Decerto,
ó vós que vindes das sombras
e densa neblina,
não compreendereis de pronto
a cidade que aqui vedes:
ela vos parecerá cinzenta e fria.
Decerto,
ó vós que tudo quereis de imediato,
não sabereis encontrar
alma alguma no que enxergais,
pois tudo vos é dado antecipado
nos cadernos de turismo que folheais.
Decerto,
ó vós que tudo sabeis,
é urgente seguir o caminho
pois aqui nada achareis.
Mas, se tiverdes sensibilidade, parai:
porque a noite é imensa
e mais imensa
a mensagem emanada dela:
Uma cidade
não é tão-somente
apenas o que os meros olhos enxergam;
há que haver disposição para descobri-la.
Uma cidade
é infância, adolescência, maturidade,
vozes distantes, primeiros amores,
amarguras diversas, descobertas fugidias.
Uma cidade é ainda
dor na noite.
É incompreensão, é rejeição.
Uma cidade
é mulher em seus caprichos,
é entendimento instintivo
até o ponto nulo da compreensão.
Se tiverdes sensibilidade, parai:
Há um mundo que pulsa
por trás das pedras molhadas,
há histórias infindas
escondidas nas noites frias.
Há crepúsculos
que se renovam cada dia estranhos,
há vida latente
por trás do que é apenas evidente.
Assim, ó vós que pouco sabeis, escutai:
Há saudade que justifica
vosso parar indagado.
Há vivência guardada
por trás da gente encolhida.
Há essência de mundo
em universo tão pequeno.
Se tiverdes mistério, parai:
Não é apenas pequenez o que aqui vedes:
é gente que vem do fundo, das coisas vividas.

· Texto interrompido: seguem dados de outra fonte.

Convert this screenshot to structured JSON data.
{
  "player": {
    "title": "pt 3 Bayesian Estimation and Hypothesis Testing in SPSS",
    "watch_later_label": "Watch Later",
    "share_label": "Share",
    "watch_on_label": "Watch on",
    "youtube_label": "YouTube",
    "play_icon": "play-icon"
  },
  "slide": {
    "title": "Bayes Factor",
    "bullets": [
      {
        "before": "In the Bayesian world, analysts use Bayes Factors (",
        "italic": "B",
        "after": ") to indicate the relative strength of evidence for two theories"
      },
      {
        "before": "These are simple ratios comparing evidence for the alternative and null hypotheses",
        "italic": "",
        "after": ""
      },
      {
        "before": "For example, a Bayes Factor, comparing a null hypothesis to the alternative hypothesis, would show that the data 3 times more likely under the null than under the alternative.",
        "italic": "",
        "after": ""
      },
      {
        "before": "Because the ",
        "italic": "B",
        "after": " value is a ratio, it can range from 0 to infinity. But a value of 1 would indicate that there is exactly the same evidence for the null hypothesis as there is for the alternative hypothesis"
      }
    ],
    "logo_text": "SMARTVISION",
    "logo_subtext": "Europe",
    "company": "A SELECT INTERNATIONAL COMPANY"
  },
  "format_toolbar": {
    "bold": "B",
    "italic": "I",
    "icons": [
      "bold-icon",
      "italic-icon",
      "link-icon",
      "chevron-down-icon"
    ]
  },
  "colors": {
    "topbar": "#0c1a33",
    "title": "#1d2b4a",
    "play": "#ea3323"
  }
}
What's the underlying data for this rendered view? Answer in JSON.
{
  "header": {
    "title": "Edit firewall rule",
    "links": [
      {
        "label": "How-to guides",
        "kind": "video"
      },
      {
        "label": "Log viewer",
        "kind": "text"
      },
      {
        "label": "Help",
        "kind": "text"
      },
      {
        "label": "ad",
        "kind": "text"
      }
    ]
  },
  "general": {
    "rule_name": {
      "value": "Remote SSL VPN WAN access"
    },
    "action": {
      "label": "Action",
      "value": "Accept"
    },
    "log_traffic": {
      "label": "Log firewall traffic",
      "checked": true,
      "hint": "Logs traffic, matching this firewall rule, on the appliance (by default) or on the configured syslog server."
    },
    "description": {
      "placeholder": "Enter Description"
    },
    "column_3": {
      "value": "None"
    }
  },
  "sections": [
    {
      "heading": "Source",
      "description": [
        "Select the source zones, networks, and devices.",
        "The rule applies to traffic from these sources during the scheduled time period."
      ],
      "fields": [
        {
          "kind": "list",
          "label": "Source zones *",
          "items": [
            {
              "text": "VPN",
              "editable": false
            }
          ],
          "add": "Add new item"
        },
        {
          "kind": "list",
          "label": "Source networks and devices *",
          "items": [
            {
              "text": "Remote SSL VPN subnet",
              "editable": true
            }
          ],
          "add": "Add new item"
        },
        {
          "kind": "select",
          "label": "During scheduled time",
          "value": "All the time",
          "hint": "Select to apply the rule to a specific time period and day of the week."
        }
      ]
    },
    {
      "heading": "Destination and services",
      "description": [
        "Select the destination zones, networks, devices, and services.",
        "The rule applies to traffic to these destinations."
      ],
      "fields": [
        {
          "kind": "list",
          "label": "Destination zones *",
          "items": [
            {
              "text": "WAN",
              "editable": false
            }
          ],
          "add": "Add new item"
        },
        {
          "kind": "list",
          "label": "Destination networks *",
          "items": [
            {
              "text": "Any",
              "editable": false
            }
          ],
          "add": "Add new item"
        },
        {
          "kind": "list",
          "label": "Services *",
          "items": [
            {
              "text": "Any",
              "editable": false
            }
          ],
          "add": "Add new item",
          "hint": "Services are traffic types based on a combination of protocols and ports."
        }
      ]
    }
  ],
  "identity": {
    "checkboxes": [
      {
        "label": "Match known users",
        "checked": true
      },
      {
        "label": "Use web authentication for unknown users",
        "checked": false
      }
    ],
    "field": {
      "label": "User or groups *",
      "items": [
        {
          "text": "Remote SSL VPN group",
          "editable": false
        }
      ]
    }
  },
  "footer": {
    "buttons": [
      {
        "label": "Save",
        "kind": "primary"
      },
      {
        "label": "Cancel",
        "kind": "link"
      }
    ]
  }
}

É existência que se formou
dia após dia,
noite seguida à noite.
Uma cidade é sempre
acúmulo de vida
que adivinhada existiu.
É sempre gesto
que se esboça mesmo inútil.
Uma cidade
há que ser lentamente descoberta
como mulher
que se despe com graça e mistério.
Uma cidade
não é apenas o que vedes, quando despertais
ao passar insone
dos ônibus nas madrugadas desertas.
Uma cidade exige tempo,
exige paciência,
para se encontrá-la
no percorrer dos ritmos da noite exausta.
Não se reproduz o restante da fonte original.